Chris Nordman is a pianist and keyboardist who has performed with a lot of artists over the years, while also leading his own group since the late 1970s. He is based in both Michigan and Florida, and performs often in both states. His latest release, High Wire, features some wonderful takes on well-known jazz, soul and pop songs. The trio is made up of Chris Nordman on piano, electric piano and organ; Ward Dumigan on upright bass and electric bass; and Joe Adcock on drums.
The album kicks off with a sweet rendition of Stevie Wonder’s “Isn’t She Lovely,” a song from Wonder’s 1976 double album Songs In The Key Of Life. Chris Nordman’s playing has a passionate and cheerful sound from the start, as he eases in. Then before you know it things begin to get really cool, with some funky touches, as the piano work becomes even freer and more fluid, and livelier. A little more than halfway through, the song comes to a momentary halt, and then eases back in with a nice lead by Ward Dumigan on bass. Before the end, Joe Adcock gets a chance to let loose on drums with a series of short solos. That’s followed by “High Wire,” the album’s title track. As with Erroll Garner’s original, it is the bass that gets this version going, and it isn’t long before things are popping in this wonderful and fun rendition. This is a piece that feels designed to give a pianist a chance to show his or her talent, and Chris Nordman does an excellent job with it.

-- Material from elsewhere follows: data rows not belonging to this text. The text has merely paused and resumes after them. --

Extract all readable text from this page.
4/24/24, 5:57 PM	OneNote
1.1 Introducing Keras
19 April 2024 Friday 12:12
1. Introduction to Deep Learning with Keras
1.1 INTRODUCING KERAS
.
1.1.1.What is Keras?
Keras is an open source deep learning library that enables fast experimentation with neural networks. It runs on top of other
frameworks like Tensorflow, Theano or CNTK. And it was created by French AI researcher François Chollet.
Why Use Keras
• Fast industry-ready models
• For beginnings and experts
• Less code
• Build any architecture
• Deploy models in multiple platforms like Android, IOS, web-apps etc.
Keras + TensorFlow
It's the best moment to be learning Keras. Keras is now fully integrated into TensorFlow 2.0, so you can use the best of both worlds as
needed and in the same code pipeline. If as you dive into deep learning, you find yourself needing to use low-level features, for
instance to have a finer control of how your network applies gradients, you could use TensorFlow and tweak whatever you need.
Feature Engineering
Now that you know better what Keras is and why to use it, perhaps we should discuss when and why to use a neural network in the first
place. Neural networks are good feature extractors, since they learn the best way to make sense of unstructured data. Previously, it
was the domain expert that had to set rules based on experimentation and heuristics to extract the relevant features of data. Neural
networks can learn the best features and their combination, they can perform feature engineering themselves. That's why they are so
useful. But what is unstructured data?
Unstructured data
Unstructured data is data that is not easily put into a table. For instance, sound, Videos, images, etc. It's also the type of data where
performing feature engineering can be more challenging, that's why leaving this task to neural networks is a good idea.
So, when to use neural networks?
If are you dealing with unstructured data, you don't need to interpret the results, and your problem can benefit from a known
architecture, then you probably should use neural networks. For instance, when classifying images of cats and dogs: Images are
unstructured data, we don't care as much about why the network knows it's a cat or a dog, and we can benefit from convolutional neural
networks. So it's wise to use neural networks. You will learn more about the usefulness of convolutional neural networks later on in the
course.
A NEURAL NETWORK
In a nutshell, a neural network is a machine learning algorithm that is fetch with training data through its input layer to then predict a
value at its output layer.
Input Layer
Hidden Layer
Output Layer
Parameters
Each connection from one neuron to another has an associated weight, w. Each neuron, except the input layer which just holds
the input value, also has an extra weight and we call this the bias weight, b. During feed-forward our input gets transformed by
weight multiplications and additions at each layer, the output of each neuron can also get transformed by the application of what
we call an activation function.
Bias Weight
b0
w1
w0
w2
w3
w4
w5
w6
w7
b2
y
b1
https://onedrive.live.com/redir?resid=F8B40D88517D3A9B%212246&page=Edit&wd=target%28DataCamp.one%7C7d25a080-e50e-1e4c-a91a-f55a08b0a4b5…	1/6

Chris Nordman delivers a totally delicious rendition of “Mercy, Mercy, Mercy,” which had been a hit for Cannonball Adderley (and then for The Buckinghams). I particularly love the funky edge this version has. This track is one of the album’s highlights for me, in part because of its ability to sweep away our daily concerns and troubles. Plus, there is a really good and interesting lead on bass. Things really start to build from there, with Chris Nordman a total master of the keyboard, making it bend to his every desire. In addition, this track features a groovy drum solo. What more could you want? That’s followed by “Cold Duck Time,” which simply feels so damn good, like close friends gathering for a drink or two. It has that kind of smooth vibe, and there is plenty of joy in the playing. Music from a world we are eager to have exist again. That sense of joy continues with the Chris Nordman Trio’s rendition of Bobby Hebb’s “Sunny,” with Chris’ hands flying over the piano at times. I love that sense of freedom this track has. In fact, at one point I want him to go even further, to just go wild. But the other musicians deserve a chance to show their chops, and this track features a section with Ward Dumigan leading on bass, and a little later a section with Joe Adcock leading on drums, an unusual and cool part.

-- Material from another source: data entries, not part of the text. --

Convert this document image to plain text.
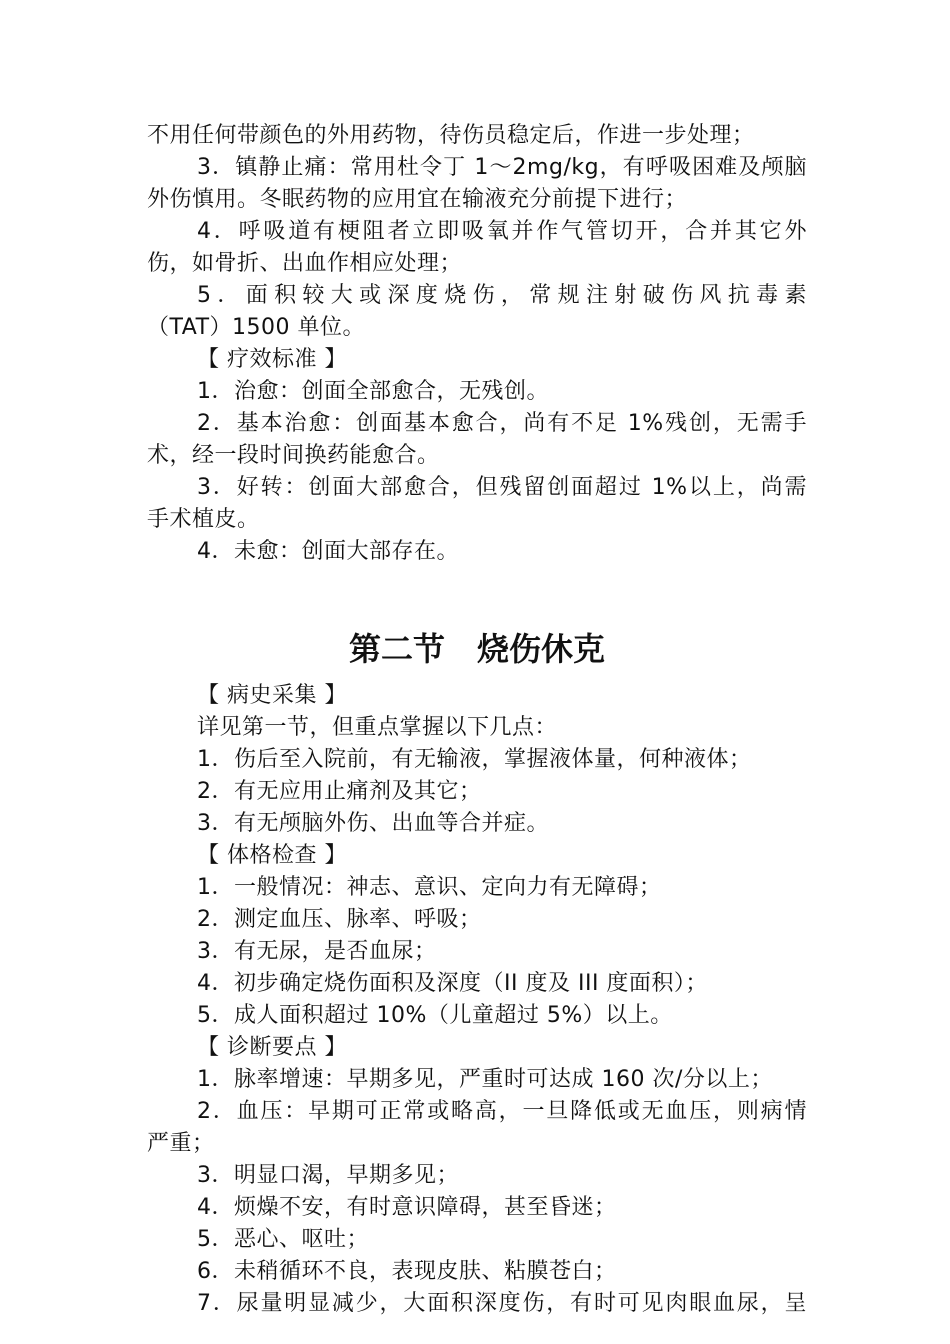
不用任何带颜色的外用药物，待伤员稳定后，作进一步处理；
3．镇静止痛：常用杜令丁 1～2mg/kg，有呼吸困难及颅脑
外伤慎用。冬眠药物的应用宜在输液充分前提下进行；
4．呼吸道有梗阻者立即吸氧并作气管切开，合并其它外
伤，如骨折、出血作相应处理；
5．面积较大或深度烧伤，常规注射破伤风抗毒素
（TAT）1500 单位。
【 疗效标准 】
1．治愈：创面全部愈合，无残创。
2．基本治愈：创面基本愈合，尚有不足 1%残创，无需手
术，经一段时间换药能愈合。
3．好转：创面大部愈合，但残留创面超过 1%以上，尚需
手术植皮。
4．未愈：创面大部存在。
第二节　烧伤休克
【 病史采集 】
详见第一节，但重点掌握以下几点：
1．伤后至入院前，有无输液，掌握液体量，何种液体；
2．有无应用止痛剂及其它；
3．有无颅脑外伤、出血等合并症。
【 体格检查 】
1．一般情况：神志、意识、定向力有无障碍；
2．测定血压、脉率、呼吸；
3．有无尿，是否血尿；
4．初步确定烧伤面积及深度（II 度及 III 度面积）；
5．成人面积超过 10%（儿童超过 5%）以上。
【 诊断要点 】
1．脉率增速：早期多见，严重时可达成 160 次/分以上；
2．血压：早期可正常或略高，一旦降低或无血压，则病情
严重；
3．明显口渴，早期多见；
4．烦燥不安，有时意识障碍，甚至昏迷；
5．恶心、呕吐；
6．未稍循环不良，表现皮肤、粘膜苍白；
7．尿量明显减少，大面积深度伤，有时可见肉眼血尿，呈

Chris Nordman’s rendition of Horace Silver’s “The Preacher” comes strutting in, and is kind of bouncy and totally delightful. And during that bass lead, you might want to add your own finger snaps. That’s followed by the jazz standard “Blue Bossa,” which has a fairly easygoing vibe and features some really nice work on organ. Then we get “Somewhere Over The Rainbow,” a song I’ve been hearing a lot lately. I suppose the appeal of this song has never lessened, but something about it is speaking to people especially now. Is it that we are all looking for a place where troubles vanish? Is it that we want to wake from this strange dream we’ve all been immersed in, to find that we’re at home among our loved ones? I don’t know, but Chris Nordman offers a pretty and thoughtful rendition here. The song itself seems to create the very place it speaks of, that place we’re yearning for. That’s followed by “Summertime.” I have mentioned this many times, but it is still true that you can never go wrong with Gershwin. This version of “Summertime” begins as you might expect it to, then takes on something of a Latin rhythm and vibe, and gets rather exciting, featuring some surprising touches on piano at moments.
When I find myself agreeing with the song title “Things Ain’t What They Used To Be,” I suppose I have to admit to getting older. But then again, seriously, things really aren’t what they used to be. Some of the changes are good, of course, and some of them aren’t. But good music is still good music, and this trio does a fine job with this song, finding that nice groove and then playing within it. I especially enjoy that lead on bass. Joe Adcock offers some playful touches on drums in the second half. That’s followed by a soulful rendition of Wilton Felder’s “Way Back Home” that ought to have you smiling before long. The album then wraps up with a cover of Herbie Hancock’s “Watermelon Man.” It is fun, funky and groovy, and it features some excellent work on keys, as well as an energetic drum solo in the second half. Here is when Joe Adcock really gets a chance to shine, and the results are excellent. This entire track is enjoyable, but it is the drum solo that makes it another highlight for me.
CD Track List
- Isn’t She Lovely
- High Wire
- Mercy, Mercy, Mercy
- Cold Duck Time
- The Preacher
- Blue Bossa
- Somewhere Over The Rainbow
- Things Ain’t What They Used To Be
- Our Way Back Home
- Watermelon Man
High Wire was released on CD on January 11, 2021, but was apparently made available digitally late last year.